Şehirler Isınıyor: Şehirleri Serin Tutmak İçin Neler Yapılabilir?
İklim krizi, kontrolsüz yapılaşma ve çevre sorunları ile birlikte şehirde yaşam her geçen gün biraz daha zorlaşıyor. Sadece son 10 yılda 1 milyar artıp toplamda 8 milyarı geçen dünya nüfusunun yarısından fazlasının şehirlerde yaşadığını düşünürsek de şehirlerin önemi daha iyi anlaşılabilir. Üstelik karaların yalnızca %2’si şehirlerden oluşuyor. Yani çok büyük bir nüfus, çok küçük alanlara yığılmış durumda. Bu yığılmanın, yapılaşmanın, küresel iklim krizinin bir sonucu olarak da şehirlerin hava sıcaklığı her yıl, bir önceki yılın değerlerinin üzerine çıkıyor. Kısacası şehirler gittikçe ısınıyor.

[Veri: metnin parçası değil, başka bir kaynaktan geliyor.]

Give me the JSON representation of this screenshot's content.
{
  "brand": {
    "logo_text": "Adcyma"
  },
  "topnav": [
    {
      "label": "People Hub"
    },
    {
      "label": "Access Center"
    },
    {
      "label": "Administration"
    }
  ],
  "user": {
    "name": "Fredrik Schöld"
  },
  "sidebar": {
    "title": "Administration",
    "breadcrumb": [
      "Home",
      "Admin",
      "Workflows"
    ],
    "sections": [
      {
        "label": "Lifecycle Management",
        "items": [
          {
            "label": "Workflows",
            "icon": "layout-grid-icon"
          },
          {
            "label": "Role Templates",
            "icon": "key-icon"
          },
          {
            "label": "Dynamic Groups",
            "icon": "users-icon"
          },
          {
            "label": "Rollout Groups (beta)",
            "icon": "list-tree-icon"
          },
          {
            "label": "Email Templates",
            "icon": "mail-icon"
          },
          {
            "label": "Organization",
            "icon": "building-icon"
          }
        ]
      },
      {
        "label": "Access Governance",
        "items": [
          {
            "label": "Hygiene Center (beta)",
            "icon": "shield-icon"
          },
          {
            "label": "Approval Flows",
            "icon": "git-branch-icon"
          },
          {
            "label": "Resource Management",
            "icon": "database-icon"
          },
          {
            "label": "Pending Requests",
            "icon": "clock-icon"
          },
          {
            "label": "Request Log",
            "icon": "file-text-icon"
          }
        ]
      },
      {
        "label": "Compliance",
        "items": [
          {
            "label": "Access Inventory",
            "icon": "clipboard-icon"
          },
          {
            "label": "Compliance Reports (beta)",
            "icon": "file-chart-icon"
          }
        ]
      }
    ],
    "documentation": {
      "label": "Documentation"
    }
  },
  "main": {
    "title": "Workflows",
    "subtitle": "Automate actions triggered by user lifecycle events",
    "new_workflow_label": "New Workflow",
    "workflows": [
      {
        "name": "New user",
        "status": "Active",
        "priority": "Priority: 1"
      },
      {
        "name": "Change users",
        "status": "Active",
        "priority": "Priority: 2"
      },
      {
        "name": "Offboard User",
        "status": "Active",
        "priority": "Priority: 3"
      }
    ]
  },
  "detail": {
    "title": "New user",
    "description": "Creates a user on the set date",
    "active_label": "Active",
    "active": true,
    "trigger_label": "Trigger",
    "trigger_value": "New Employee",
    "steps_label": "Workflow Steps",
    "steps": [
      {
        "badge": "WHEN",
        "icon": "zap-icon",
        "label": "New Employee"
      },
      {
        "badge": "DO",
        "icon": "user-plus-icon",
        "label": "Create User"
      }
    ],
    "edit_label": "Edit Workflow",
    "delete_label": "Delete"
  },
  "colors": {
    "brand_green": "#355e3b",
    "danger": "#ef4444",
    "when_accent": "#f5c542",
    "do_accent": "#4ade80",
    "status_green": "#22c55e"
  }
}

Küresel ısınma ile birlikte artan sıcak hava dalgaları, fosil yakıtlar, beton ve asfaltın şehirleri daha sıcak hale getirmesi gibi nedenlerle yaşamın güçleşmeye devam ettiği şehirleri serinletmek için ise birbirinden farklı birçok fikir ortaya atılıyor, proje geliştiriliyor. Çünkü artan sıcak hava dalgaları, günlük hayatı etkilemenin ötesinde hayati tehlikeyi de beraberinde getiriyor ve insan sağlığının en ciddi tehditlerinden biri konumuna erişebiliyor. Ayrıca orman yangınları, verimsiz hasat, elektrik ve su kesintileri gibi durumlar da şehirlerde sıcaklıkların artmasının sonuçları arasında.
Artan hava sıcaklıklarının olumsuz sonuçlarının önüne geçmek, şehirleri daha serin hale getirmek için geliştirilen projeler ise ülkeden ülkeye farklılıklar gösteriyor. Mesela Tokyo’da sıcak hava dalgalarının etkisini hafifletmek için rüzgar tünelleri üzerine çalışmalar yapılırken Buenos Aires ve Cape Town gibi şehirlerde ise konutların açık renklere boyanması ve çatıların soğutma sistemlerine sahip olmasına yönelik projeler deneniyor. Bazı ülkelerde ise aşırı sıcak havalarda, sağlık geçmişi riskli olan kişiler sürekli kontrol ediliyor ve ulaşılamaması durumunda ilkyardım ekipleri gönderiliyor.
Bu tip lokal projelere ek olarak uygulanan en temel yöntemlerin başında ise şehirleri ağaçlandırmak geliyor. Çünkü bu uygulamaya yönelik her araştırma gösteriyor ki sokaklarında ağaç bulunan şehirler hem gündüz hem de gece, ağaçsız bölgelere göre daha serin oluyor. Ağaçlar, güneş ışınlarının doğrudan zemine ulaşıp ısı adaları oluşmasının önüne geçmeye katkı sağlarken varlıklarıyla da insanlara ve diğer canlılara gölge olmayı başarıyorlar. Bu nedenle şehirlerde mümkün olan her alanın ağaçlandırılması gerekiyor. Gökyüzü bahçeleri olarak da anılan yeşil çatılar da buna dahil.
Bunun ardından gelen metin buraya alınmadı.